So begannen sie den Sponsorenlauf 2021 unter dem Motto „Bildung bewegt“ zu organisieren. Dieses Mal sollte der Lauf nicht über ein Schuljahr erfolgen, das hatte Corona schon unmöglich gemacht. Also definierten sie einen bestimmten Zeitraum, in dem die Kilometer zusammengetragen werden konnten: Ab dem 9. Juni wird vier Wochen lang gelaufen, gegangen, gejoggt, gewandert. Neu ist dieses Mal aber, dass alle Arten der Fortbewegung zählen und damit Kilometer aufgebaut werden können: Ob man mit Inlinern fährt, schwimmt oder mit dem Rad fährt – gezählt wird alles. Dafür gibt es eine spezielle App, wie Deschler berichtet, die beispielsweise Radkilometer in gelaufene Meter nach einem bestimmten System umrechnet. Die Fortschritte werden auf der SMG-Homepage visualisiert und sind somit jederzeit abrufbar.

Von Rottenburg bis Nepal

Gelaufen werden sollen insgesamt 7400 Kilometer – das entspricht ungefähr der Entfernung Rottenburg nach Kathmandu. Für jeden gelaufenen Kilometer werden 25 Cent kassiert, die Schüler suchen dafür Sponsoren.
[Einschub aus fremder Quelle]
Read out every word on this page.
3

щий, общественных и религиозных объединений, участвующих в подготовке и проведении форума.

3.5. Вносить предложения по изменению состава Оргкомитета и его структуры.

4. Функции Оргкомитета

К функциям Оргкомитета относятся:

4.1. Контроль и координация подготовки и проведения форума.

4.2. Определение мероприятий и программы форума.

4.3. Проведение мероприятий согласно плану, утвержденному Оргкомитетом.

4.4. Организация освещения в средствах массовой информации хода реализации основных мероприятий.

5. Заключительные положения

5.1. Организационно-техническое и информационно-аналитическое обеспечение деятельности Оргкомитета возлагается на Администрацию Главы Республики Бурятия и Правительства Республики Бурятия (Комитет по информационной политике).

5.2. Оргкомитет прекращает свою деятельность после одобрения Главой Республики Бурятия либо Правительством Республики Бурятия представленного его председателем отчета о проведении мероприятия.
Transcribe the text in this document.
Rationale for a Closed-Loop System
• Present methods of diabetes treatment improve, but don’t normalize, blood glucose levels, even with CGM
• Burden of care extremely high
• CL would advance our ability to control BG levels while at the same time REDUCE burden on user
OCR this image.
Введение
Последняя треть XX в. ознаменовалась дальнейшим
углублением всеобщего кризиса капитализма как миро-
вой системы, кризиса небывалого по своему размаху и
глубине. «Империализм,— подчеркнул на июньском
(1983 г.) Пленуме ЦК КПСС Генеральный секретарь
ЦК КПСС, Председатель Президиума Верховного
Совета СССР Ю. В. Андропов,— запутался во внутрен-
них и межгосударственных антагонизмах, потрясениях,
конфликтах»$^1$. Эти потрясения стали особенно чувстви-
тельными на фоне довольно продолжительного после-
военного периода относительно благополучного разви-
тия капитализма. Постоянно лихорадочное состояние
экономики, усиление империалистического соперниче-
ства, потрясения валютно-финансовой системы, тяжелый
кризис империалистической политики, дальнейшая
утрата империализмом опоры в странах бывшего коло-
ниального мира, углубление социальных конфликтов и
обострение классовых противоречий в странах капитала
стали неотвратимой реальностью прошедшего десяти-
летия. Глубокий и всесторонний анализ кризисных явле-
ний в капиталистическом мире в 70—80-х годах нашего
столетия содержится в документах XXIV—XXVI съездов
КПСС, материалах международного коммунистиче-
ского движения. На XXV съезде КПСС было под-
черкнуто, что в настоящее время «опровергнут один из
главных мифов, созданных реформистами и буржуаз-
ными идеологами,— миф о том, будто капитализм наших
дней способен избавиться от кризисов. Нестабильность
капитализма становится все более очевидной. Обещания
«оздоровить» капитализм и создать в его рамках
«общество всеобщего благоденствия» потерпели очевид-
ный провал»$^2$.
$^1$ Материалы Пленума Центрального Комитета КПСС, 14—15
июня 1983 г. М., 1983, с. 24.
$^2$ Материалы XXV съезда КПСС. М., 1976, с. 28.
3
Mitmachen können diesmal alle Klassen. „Für mich als Sportlehrer ist das klasse“, so Deschner, „so bringen wir alle dazu, sich zu bewegen.“

Ernste Lage in Nepal

Wenn man hört, wie derzeit Corona das Land Nepal heimsucht, berichten die Organisatoren, dann sei es umso wichtiger, etwas zu unternehmen, zu helfen. Erst in der vergangenen Woche berichtete der englische Sender BBC, dass es derzeit in Nepal die weltweit höchsten Inzidenz- und Todesraten gebe. Es gab Bilder im Fernsehen, die zeigten, wie Menschen die Leichen ihrer Angehörigen verbrannten. Grund: Es könnte Seuchengefahr bestehen.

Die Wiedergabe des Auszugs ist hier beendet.